Think about it. A smart, educated, well-paid man or woman is feeling up the most intimate parts of your body and asking intimate questions. At some point, your brain and your genitals will get on the same page.

“A prostitute who’s not very good at her job still has more customers than a tax attorney who is.”

Prostitution is the world’s oldest profession for a reason and it’s a damn good reason. Even if you’re moderately attractive and don’t put much effort into it, you can still satisfy plenty of customers. Orgasms will do that. I’ve never met a tax attorney who can be that mediocre and still make customers happy.

“A well-groomed man is just code for a man who spends more than $50 on clothes and hair care products.”

Guys, let’s not lie to ourselves. Women don’t like a man who’s cheap and unkempt. Being well-groomed doesn’t just have to mean shaving your pubic hair for your anniversary once a year. It also means investing some actual resources into yourself. It may suck for your credit card bill, but I think many ladies would agree that it does pay off if you invest well.

“Flavored lube can be dangerous in that it may confuse being hungry with being horny.”

I’ve said it before many times on this blog and I’ll keep saying it so long as our kinky species keeps giving me good reasons. Our caveman brains are full of faulty wiring. Eating and humping are two basic imperatives that our brain dedicates considerable resources to. Anything that confuses them is like bringing a flame-thrower to a napalm factory.

“If communication is supposed to lead to better sex, then shouldn’t negotiators have the best sex lives?”

As “Taken” and it’s various sequels have shown, some occupations require a very particular set of skills. To be a negotiator, you kind of need communication skills to make that job work. At the same time, everyone says communication is key to a good relationship and a great sex life. If we follow that logic, negotiators should basically be rock stars.

“Why do butt-ugly rock star marries a gorgeous supermodel? It’s for the same reason a dog licks his own balls…because he can.”

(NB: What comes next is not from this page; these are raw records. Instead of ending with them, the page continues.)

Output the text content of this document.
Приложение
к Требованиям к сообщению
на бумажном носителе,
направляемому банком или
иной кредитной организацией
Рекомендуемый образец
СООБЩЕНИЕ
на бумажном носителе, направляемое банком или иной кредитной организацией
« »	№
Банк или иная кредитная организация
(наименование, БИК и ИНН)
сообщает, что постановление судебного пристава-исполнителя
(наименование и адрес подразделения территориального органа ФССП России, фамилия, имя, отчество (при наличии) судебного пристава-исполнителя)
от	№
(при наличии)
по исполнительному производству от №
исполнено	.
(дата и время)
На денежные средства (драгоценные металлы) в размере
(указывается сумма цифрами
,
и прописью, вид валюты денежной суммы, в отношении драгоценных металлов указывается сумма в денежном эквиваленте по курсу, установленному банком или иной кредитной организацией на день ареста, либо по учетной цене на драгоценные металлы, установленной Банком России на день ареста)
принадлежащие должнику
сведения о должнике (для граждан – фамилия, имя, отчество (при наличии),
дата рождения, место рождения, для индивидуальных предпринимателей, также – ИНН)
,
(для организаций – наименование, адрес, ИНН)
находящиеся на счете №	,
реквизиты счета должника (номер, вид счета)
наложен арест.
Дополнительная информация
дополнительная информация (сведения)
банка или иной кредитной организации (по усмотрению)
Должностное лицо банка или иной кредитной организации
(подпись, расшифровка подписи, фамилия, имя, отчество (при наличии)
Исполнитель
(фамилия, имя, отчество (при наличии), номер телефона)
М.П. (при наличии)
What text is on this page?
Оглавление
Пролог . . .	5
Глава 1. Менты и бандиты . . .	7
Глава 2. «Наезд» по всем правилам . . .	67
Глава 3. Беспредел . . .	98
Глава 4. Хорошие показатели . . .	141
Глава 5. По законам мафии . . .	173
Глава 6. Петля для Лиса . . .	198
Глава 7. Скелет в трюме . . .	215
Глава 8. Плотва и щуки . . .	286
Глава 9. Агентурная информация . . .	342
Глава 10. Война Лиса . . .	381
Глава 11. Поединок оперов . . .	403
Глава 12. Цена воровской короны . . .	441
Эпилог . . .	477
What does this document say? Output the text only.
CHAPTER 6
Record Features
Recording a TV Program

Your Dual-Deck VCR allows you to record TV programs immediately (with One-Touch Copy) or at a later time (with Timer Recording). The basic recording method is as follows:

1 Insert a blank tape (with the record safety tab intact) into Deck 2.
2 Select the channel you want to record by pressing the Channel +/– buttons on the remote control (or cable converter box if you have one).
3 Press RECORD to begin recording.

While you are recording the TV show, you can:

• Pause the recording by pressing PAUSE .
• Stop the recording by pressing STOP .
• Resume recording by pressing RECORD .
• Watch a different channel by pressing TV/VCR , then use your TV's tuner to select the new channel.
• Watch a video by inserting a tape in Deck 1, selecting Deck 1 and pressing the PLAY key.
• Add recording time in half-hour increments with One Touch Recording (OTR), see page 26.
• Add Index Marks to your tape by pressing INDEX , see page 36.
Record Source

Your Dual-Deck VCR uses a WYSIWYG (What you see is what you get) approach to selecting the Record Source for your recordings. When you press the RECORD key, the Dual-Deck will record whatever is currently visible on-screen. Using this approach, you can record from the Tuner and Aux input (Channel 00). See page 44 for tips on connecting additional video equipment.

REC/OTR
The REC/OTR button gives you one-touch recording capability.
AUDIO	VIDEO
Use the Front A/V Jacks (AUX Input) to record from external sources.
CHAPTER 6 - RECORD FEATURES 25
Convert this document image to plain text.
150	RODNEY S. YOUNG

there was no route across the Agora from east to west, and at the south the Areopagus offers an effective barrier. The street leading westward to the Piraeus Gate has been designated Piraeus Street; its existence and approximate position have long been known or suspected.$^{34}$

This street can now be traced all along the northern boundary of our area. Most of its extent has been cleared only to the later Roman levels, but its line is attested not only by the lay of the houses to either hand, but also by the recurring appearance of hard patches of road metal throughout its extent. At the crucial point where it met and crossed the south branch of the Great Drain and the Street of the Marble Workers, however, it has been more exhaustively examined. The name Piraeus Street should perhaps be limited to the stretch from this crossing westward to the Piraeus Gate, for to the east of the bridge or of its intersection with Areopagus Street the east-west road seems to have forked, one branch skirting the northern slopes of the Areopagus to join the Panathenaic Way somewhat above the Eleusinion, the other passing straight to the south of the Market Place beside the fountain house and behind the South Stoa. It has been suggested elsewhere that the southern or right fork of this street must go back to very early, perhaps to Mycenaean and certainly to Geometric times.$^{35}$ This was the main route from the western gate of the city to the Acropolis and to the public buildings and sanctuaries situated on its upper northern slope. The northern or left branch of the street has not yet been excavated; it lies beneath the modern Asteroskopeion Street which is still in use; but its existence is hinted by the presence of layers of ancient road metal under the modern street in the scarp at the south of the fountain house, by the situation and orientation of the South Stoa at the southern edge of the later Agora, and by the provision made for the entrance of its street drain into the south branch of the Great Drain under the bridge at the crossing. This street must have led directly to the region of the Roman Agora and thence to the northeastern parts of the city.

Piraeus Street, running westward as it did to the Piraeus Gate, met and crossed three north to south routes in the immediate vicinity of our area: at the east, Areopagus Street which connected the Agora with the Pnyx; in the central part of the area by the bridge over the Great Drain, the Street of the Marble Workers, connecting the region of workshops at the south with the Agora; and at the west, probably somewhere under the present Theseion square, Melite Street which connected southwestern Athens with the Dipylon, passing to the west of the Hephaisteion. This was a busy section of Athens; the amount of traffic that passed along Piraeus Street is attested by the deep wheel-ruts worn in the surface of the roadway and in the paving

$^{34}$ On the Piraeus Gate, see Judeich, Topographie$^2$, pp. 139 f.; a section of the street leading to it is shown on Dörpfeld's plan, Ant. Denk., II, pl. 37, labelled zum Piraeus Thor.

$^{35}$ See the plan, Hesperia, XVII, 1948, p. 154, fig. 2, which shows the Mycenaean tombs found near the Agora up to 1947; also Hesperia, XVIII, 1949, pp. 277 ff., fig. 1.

There’s a reason whey men like Mick Jagger can have kids that are younger than his grandkids running around. For reasons that simply defy logic, rockstars are one of those occupations where sex is basically a buffet that never closes. It affords them opportunities that few ever get, but many would seek

That’s it for now. Hope this lightens the mood. Whether you’re good, evil, or just don’t give a damn, a little sexiness can make anyone’s day better.